Хлестким ударом вьюна ей запечатывает рот, когда я слышу голос Льера:
— Лавиния…
Его дыхание на моей щеке отрезвляет, и я отпускаю корень, впивающийся в шею рыжей.
Аурихэйм изменил меня. Он вывернул меня наизнанку и вытащил из меня самые темные стороны, о которых я даже не подозревала, но он же подарил мне любовь. Чувство, которое я впервые по-настоящему испытала рядом с мужчиной, который по-прежнему сжимает мои плечи. Я вижу, как его лицо искажается от боли, и как он начинает оседать к моим ногам. Я не позволяю, вцепившись в него, мы вместе сползаем на землю, и я оказываюсь у него на груди.
В ушах до сих пор звучат слова Ирэи, и чьи-то еще.
Кажется, об этом рассказывала Лизея: от пыльцы иартины нет противоядия. Это — смерть для любого элленари.
Нет. Я не позволю ему умереть.
Нет!
Жизнь здесь сильнее Смерти, я справлюсь!
Тянусь к нему всей своей магией, пропуская сквозь себя, отдавая, впитывая и отдавая снова, на пределе возможностей. Горящее в моих ладонях тепло уходит в его тело без остатка. Живая сила льется сквозь мои пальцы, но ничего не происходит.
Как такое возможно?!
Льер судорожно сжимает мою руку, словно пытаясь что-то сказать, короткий взгляд глаза в глаза обрывается, как удар сердца у меня под ладонью. Лес, раскрывшийся всеми красками цветов и жизни, принимает меня, но не может помочь ему. Неестественная воцарившаяся вокруг нас тишина звучит в ушах набатом.
— Ваше аэльвэйрство! — голос стихийника заставляет вздрогнуть.
Я вижу стремительно чернеющую траву и вздрагиваю: моя магия вытягивает жизнь, чтобы вернуть ее Льеру. Тщетно.
— Нет, — шепчу я. — Нет. Нет. Нет… Пожалуйста.
Сердце под ладонью по-прежнему не бьется.
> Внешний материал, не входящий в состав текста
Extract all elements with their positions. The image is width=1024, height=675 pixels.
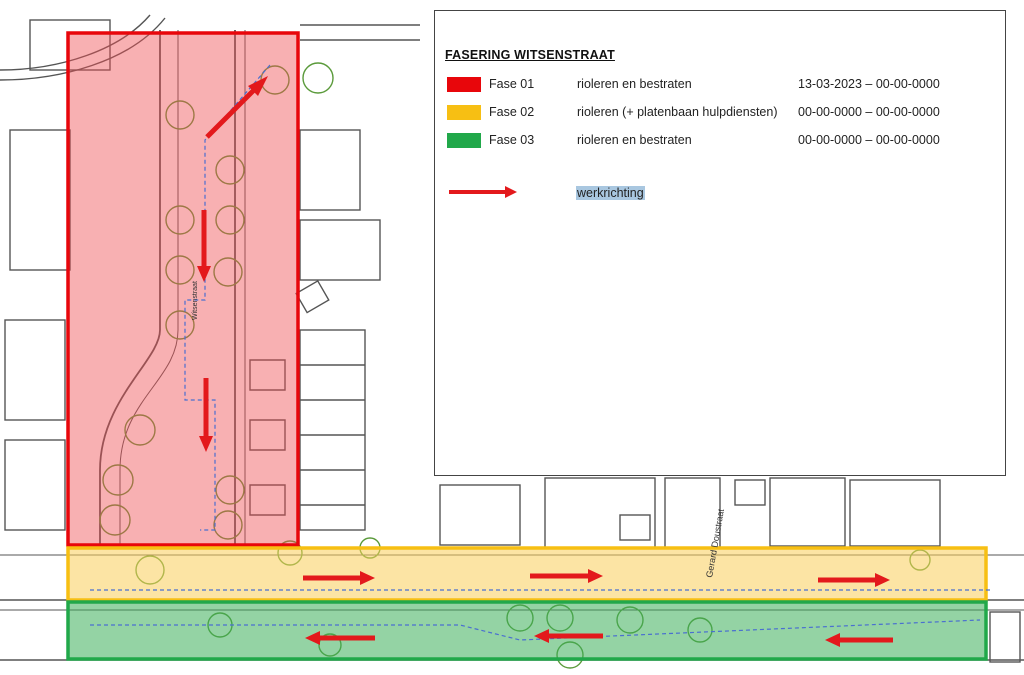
legend-phase-dates: 00-00-0000 – 00-00-0000 [798,105,940,119]
zone-fase-02 [66,546,988,602]
map-stage: Gerard Doustraat Witsenstraat FASERING W… [0,0,1024,675]
legend-row-fase-03: Fase 03 rioleren en bestraten 00-00-0000… [447,133,987,149]
zone-fase-01 [66,31,300,547]
legend-phase-work: rioleren en bestraten [577,133,692,147]
legend-phase-work: rioleren en bestraten [577,77,692,91]
legend-phase-name: Fase 02 [489,105,535,119]
legend-swatch-fase-03 [447,133,481,148]
legend-swatch-fase-02 [447,105,481,120]
legend-panel: FASERING WITSENSTRAAT Fase 01 rioleren e… [434,10,1006,476]
legend-phase-dates: 00-00-0000 – 00-00-0000 [798,133,940,147]
legend-direction-label: werkrichting [576,186,645,200]
legend-phase-name: Fase 03 [489,133,535,147]
legend-phase-dates: 13-03-2023 – 00-00-0000 [798,77,940,91]
legend-phase-name: Fase 01 [489,77,535,91]
legend-row-fase-02: Fase 02 rioleren (+ platenbaan hulpdiens… [447,105,987,121]
legend-phase-work: rioleren (+ platenbaan hulpdiensten) [577,105,778,119]
legend-arrow-icon [449,186,517,198]
legend-row-fase-01: Fase 01 rioleren en bestraten 13-03-2023… [447,77,987,93]
legend-title: FASERING WITSENSTRAAT [445,48,615,62]
zone-fase-03 [66,600,988,661]
legend-swatch-fase-01 [447,77,481,92]
street-label-witsenstraat: Witsenstraat [192,281,199,320]
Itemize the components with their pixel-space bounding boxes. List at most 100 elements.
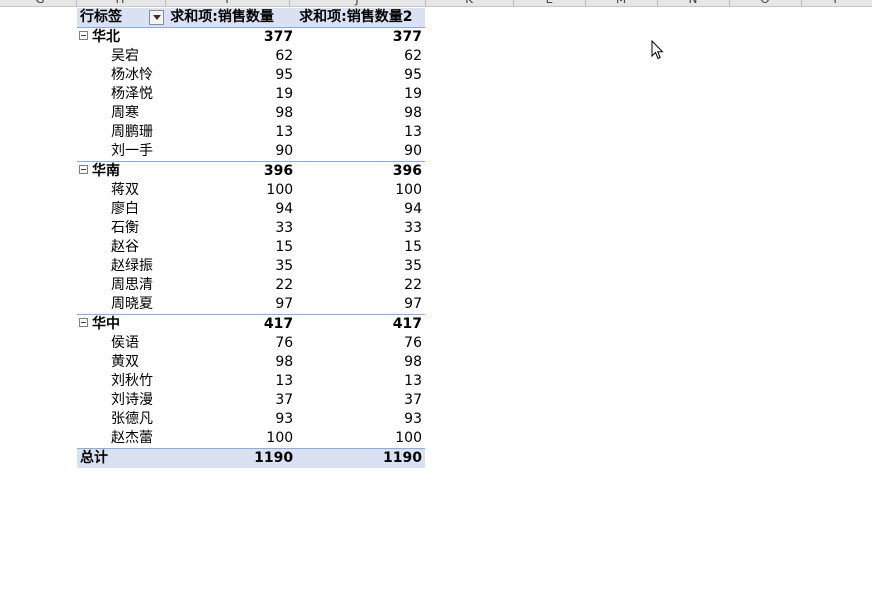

Не бьется несмотря на то, что я снова и снова вливаю в него всю себя, всю силу природы, всю родовую мощь Двора Жизни.
Арка!
— Мне нужно к Арке, — сдавленно вздохнула. — К Арке. Пожалуйста.
— Ваше аэльвэйрство, — кузнец покачал головой. — Уже ничего не исправить.
— Нет, — мой голос не похож на мой. — Нет. Помогите мне!
Я чувствую себя пустой. Словно это по моим жилам только что бежал яд, выжигая жизнь и все силы. Никогда в жизни я не испытывала ничего подобного. Никогда не чувствовала ничего похожего.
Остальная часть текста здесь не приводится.